Previous study [34] have identified risk factors for differentiating PIL from IAC in pGGNs. However, Dai et al [38] found that using a single CT feature qualitatively has limited diagnostic value for differentiating PIL from IAC in pGGNs. A combination of both quantitative and qualitative CT features has shown effective in determining the invasiveness of pGGNs. Predictive models for IAC in pure ground glass nodules have been developed by several researchers. Hu et al. [11] suggested a model integrating multiple imaging characteristics for predicting invasiveness. Similarly, Min et al. [18] and Liu et al [39] emphasized the efficacy of combining quantitative and qualitative features in their diagnostic models. Yet, these models, primarily based on small, single-cohort studies, lack comprehensive validation, reducing their clinical applicability. Based on the high-level evidence of meta-analysis, we for the first time use regression coefficient combined with the results of meta-analysis to establish a prediction model. For validation, 512 patients with pure ground glass nodules from The Third Affiliated Hospital of Kunming Medical University were included. This is a large sample validation compared to previous studies, making the results more robust. Compared to previous studies [22, 26], our model shows a better predictive performance, with an AUC of 0.88 (95% CI: 0.852–0.909), with 81% sensitivity and 80% specificity. Additionally, calibration curves and decision analysis were conducted, yielding favorable results. This model can effectively identify IAC in pure ground glass nodules, thus aiding treatment decisions.

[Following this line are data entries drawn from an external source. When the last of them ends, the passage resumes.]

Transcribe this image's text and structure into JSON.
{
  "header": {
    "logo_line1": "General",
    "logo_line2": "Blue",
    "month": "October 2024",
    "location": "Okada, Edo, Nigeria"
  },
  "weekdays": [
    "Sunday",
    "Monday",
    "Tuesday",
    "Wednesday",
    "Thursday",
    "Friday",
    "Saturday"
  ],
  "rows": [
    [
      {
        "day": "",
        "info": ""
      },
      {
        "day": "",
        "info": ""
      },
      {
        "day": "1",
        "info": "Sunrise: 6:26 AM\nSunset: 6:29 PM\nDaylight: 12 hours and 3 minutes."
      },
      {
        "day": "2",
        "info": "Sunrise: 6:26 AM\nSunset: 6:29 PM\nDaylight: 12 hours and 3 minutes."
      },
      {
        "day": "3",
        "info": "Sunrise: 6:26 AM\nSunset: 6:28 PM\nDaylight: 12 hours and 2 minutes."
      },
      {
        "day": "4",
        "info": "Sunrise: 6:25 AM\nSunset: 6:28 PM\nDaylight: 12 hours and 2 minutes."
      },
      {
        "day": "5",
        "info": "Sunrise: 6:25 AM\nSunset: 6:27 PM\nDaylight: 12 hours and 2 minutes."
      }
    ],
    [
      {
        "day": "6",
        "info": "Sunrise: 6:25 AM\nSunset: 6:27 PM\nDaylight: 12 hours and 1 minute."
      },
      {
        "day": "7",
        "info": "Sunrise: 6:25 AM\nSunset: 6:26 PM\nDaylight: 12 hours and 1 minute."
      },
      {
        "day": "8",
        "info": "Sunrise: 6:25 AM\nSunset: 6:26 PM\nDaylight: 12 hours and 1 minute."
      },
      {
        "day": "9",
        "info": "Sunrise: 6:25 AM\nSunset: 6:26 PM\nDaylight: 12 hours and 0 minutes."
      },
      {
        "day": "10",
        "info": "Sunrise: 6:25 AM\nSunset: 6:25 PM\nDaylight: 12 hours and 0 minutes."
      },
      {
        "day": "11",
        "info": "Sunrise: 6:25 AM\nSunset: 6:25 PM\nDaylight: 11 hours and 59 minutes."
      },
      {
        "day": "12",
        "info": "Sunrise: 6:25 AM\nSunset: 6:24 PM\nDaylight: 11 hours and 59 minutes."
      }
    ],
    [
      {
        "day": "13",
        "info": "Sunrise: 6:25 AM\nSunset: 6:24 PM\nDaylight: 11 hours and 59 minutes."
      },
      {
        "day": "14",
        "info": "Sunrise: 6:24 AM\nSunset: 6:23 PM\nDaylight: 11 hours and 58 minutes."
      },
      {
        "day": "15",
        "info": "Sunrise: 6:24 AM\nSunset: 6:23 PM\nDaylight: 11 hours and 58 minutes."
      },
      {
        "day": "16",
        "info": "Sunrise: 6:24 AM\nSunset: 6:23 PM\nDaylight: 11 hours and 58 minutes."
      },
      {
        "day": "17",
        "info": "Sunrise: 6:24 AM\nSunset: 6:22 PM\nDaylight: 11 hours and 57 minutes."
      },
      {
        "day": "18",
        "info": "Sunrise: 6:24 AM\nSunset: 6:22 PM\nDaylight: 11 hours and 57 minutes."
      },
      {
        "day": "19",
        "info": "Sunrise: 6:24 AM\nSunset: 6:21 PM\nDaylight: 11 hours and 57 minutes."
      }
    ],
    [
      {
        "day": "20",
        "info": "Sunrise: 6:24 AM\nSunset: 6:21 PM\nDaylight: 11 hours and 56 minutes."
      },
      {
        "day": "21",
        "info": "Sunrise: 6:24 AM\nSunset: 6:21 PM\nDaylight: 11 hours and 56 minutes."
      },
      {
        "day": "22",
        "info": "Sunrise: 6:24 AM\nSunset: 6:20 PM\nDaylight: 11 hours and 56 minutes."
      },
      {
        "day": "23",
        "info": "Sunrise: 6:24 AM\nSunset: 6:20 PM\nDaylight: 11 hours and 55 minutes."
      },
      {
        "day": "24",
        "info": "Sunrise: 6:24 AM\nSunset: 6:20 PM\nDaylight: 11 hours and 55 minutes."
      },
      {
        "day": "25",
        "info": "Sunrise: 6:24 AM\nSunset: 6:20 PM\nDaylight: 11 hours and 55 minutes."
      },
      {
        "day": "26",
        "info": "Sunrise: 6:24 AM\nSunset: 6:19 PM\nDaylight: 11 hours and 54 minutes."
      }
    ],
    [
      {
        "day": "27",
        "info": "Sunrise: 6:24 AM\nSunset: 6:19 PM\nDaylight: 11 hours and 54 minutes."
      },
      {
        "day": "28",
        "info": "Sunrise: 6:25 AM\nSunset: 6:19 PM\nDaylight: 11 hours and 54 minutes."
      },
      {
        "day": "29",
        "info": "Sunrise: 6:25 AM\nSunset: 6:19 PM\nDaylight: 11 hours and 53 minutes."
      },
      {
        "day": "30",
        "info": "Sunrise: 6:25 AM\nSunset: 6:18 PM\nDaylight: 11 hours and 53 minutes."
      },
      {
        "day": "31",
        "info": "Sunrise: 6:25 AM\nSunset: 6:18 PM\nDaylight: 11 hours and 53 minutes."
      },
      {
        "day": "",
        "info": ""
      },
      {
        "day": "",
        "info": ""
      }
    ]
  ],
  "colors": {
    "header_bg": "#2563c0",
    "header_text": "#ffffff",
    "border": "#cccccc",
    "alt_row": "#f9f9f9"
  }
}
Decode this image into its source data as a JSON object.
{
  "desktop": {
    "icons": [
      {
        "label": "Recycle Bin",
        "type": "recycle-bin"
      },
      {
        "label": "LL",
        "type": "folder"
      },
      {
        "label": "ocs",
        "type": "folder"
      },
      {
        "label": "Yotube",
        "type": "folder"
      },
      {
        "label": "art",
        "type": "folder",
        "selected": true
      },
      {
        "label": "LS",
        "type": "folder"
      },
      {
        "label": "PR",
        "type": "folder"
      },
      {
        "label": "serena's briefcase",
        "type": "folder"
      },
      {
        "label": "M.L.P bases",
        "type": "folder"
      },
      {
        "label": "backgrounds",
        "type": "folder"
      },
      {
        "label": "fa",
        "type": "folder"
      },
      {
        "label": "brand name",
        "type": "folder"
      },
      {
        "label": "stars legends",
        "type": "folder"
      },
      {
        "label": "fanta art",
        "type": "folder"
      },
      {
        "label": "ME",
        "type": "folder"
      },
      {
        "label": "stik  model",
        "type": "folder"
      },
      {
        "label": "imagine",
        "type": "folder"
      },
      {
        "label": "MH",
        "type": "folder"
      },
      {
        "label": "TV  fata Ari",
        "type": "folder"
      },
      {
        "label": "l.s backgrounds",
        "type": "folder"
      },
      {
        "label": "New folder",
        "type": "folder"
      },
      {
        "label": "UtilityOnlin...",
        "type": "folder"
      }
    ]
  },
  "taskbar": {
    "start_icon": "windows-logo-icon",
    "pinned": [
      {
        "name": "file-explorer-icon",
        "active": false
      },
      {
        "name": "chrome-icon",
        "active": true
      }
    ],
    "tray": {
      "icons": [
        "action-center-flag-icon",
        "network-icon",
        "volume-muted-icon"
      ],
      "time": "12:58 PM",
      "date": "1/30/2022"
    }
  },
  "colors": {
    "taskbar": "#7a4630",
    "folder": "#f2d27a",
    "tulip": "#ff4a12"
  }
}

Our study has certain limitations. Firstly, due to variations in study design and CT scan parameters, heterogeneity across the literature is unavoidable. Secondly, the inclusion of only retrospective studies might introduce selection bias. Thirdly, as all studies were conducted in China, this may restrict the broader applicability of our findings. Lastly, the validation cohort was derived from a single center, limiting the model’s predictive efficacy testing. Multi-center patient testing is necessary for further validation.

Conclusion

The meta-analysis conducted led to the creation of a reliable and effective predictive model for assessing the risk of IAC in cases of pure ground glass nodules. This model integrates several key parameters, including the largest diameter, average CT values, indications of spiculation, and signs of pleural traction. It offers substantial utility in assisting clinicians in making informed decisions about the treatment of pure ground glass nodules.